Remains in the Sludge (03:09)
At the Durand-Deacon crime scene, Keith Simpson, a forensic pathologist, found a human gallstone in the sludge that John Haigh said was Olive Durand-Deacon. Simpson had all of the sludge and dirt brought to the lab where a few bone fragments were found. Experts found the bone fragments brittle before the acid, showing that they were from someone elderly, like Durand-Deacon.
Proof of Haigh's Guilt (03:19)
Keith Simpson and his team found fat and a bone, determining gender in the sludge. The police determined the victim was female, elderly, overweight, and had arthritis and gallstones. This was enough to corroborate the confession given by John Haigh, and Haigh was sentenced to death.
Murder in Enderby (02:05)
On July 31, 1986 the body of schoolgirl Dawn Ashworth was discovered in the remote area of Enderby. Richard Buckland, 17-years-old, soon confessed to killing Ashworth, which made the police suspect him in the similar murder of Lynda Mann. When Buckland refused to admit to Mann's murder, the police aske Alec Jeffreys to examine the semen found on both bodies.
Exonerated by DNA (03:49)
Alec Jeffreys mapped the semen found in Lynda Mann and matched it to DNA found around Dawn Ashworth. A DNA sample from Richard Bucklin proved he did not kill either girl. The police tested as many samples as possible against the semen DNA.
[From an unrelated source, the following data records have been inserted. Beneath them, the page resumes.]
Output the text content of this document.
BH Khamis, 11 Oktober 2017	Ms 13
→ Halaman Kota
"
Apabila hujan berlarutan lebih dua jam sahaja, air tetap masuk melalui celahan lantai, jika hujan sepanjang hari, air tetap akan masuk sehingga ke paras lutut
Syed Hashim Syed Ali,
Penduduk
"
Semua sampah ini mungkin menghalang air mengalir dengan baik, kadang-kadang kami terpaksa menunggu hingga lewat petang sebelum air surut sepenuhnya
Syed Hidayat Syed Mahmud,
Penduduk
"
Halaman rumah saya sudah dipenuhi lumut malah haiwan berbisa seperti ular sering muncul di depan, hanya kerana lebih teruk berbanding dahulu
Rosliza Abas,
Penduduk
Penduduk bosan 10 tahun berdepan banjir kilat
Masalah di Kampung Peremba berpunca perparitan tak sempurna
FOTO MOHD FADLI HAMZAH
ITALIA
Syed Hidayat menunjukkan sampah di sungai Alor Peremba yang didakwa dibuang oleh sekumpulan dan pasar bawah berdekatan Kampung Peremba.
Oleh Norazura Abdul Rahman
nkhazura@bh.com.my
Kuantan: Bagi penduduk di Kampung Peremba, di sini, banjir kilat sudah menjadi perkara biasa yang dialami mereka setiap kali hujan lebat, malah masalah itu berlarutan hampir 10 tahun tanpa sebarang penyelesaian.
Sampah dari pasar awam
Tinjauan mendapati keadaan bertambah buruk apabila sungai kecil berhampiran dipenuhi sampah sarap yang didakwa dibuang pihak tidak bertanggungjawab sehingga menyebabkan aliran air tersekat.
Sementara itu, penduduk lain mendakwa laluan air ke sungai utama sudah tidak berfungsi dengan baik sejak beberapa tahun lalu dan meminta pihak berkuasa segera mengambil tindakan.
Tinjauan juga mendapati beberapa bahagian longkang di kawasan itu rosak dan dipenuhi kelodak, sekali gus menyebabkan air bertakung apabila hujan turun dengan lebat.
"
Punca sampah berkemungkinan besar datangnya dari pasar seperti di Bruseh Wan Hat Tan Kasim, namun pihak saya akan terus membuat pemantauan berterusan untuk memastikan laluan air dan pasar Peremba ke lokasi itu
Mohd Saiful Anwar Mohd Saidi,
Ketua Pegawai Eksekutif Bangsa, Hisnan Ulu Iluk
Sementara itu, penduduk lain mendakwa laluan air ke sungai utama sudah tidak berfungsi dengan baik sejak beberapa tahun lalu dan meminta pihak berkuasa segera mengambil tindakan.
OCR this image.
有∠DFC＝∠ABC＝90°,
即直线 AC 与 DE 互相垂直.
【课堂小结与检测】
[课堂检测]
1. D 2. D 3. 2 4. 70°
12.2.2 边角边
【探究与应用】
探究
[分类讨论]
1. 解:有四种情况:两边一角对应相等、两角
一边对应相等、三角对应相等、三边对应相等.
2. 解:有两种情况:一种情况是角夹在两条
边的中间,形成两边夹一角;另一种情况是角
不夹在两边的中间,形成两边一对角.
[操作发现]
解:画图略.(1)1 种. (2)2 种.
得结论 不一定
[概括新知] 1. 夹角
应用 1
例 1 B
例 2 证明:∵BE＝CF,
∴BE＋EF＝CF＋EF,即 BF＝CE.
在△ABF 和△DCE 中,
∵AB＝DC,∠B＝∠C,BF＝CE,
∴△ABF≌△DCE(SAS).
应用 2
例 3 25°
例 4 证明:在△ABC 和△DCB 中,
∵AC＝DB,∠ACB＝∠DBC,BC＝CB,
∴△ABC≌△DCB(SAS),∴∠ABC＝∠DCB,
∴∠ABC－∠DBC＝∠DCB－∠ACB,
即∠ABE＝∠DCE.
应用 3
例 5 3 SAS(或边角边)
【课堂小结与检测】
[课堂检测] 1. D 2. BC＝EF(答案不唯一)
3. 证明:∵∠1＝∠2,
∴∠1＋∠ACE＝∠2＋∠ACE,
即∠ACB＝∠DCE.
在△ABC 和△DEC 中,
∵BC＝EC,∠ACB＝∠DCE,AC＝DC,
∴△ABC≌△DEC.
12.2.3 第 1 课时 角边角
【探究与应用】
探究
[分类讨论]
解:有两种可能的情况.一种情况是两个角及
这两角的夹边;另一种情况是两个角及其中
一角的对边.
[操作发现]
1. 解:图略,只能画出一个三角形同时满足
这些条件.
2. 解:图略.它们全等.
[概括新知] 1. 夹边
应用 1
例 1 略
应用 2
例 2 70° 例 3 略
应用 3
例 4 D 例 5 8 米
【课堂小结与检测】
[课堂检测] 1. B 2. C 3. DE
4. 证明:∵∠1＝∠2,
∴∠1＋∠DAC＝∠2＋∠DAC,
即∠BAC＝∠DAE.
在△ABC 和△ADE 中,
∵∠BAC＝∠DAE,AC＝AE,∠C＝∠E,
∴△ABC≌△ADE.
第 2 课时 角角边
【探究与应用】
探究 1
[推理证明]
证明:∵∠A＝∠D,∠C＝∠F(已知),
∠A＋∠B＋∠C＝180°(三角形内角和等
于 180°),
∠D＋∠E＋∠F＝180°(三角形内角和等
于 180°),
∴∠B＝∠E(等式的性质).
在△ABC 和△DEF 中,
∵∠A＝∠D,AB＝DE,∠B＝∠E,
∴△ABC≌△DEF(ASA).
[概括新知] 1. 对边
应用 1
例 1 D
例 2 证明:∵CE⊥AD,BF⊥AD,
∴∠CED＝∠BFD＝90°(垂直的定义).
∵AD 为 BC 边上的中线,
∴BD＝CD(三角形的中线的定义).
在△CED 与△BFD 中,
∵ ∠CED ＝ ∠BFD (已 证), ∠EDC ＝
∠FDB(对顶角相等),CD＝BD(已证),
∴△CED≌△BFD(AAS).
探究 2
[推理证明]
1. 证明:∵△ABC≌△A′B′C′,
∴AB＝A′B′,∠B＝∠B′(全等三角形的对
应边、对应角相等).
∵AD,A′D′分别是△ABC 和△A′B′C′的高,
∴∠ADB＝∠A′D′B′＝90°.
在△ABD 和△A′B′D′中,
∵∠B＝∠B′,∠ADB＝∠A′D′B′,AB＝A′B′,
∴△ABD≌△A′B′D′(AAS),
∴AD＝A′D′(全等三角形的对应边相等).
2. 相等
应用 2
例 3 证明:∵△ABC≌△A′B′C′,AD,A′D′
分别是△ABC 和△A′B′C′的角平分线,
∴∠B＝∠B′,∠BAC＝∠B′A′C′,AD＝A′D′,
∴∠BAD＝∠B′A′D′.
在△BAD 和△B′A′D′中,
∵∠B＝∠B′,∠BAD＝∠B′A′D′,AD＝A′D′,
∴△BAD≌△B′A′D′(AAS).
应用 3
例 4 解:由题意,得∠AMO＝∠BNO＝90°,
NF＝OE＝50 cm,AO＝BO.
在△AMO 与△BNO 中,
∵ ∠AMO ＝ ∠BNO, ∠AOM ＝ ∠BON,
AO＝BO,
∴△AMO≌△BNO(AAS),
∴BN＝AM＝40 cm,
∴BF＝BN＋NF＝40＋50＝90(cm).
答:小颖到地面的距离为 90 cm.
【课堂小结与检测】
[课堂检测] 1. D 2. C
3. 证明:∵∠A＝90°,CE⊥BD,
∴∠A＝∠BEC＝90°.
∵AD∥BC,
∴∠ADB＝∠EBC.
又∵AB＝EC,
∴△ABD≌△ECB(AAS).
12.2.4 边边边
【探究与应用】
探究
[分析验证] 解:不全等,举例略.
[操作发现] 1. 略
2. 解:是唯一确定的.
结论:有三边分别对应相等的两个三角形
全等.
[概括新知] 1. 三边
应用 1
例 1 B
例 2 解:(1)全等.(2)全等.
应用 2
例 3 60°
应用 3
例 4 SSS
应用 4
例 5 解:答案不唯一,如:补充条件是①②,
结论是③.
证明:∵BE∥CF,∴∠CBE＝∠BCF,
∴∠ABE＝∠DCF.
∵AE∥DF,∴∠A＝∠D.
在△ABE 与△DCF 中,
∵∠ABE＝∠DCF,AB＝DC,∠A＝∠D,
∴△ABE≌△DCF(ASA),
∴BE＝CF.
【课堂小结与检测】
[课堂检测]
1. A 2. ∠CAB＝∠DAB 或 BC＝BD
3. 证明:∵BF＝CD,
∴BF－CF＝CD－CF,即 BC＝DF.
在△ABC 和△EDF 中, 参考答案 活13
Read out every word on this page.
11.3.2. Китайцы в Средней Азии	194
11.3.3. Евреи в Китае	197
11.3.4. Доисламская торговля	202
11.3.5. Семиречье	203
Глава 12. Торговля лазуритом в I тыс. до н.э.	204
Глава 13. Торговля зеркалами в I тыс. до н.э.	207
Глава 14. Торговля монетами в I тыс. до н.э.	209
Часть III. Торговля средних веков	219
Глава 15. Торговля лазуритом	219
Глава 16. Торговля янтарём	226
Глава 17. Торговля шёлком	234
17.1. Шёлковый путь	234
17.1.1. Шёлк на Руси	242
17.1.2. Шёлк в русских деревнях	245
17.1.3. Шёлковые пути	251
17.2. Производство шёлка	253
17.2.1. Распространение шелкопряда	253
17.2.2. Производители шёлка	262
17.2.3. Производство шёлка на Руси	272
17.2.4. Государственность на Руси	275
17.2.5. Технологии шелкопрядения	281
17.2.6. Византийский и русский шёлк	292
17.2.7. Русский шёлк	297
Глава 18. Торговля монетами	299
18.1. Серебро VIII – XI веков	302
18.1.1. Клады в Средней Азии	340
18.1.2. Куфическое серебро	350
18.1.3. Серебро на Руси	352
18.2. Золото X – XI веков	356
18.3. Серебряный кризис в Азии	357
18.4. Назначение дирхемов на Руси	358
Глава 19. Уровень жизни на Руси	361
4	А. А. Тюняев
Conviction by DNA Evidence (02:57)
Police were convinced that the murderer was a local man and took samples from many locals; none matched the semen sample. A woman overheard Ian Kelly say he gave his blood under the name Colin Pitchfork and told the police. Police profiled Pitchfork's DNA and discovered it matched both semen samples.
Molecular Photofitting (05:17)
Researchers in Belgium have been working on a way to determine what someone's face looks like based entirely on their DNA.
Credits: A Question of Identity: Catching History's Criminals-The Forensics Story (00:46)
Environmental factors affect a person's face. Molecular photofitting provides enough information to give the police certain characteristics to look for. Molecular photofitting technology is constantly improving, and is continuing to use more genes to improve accuracy.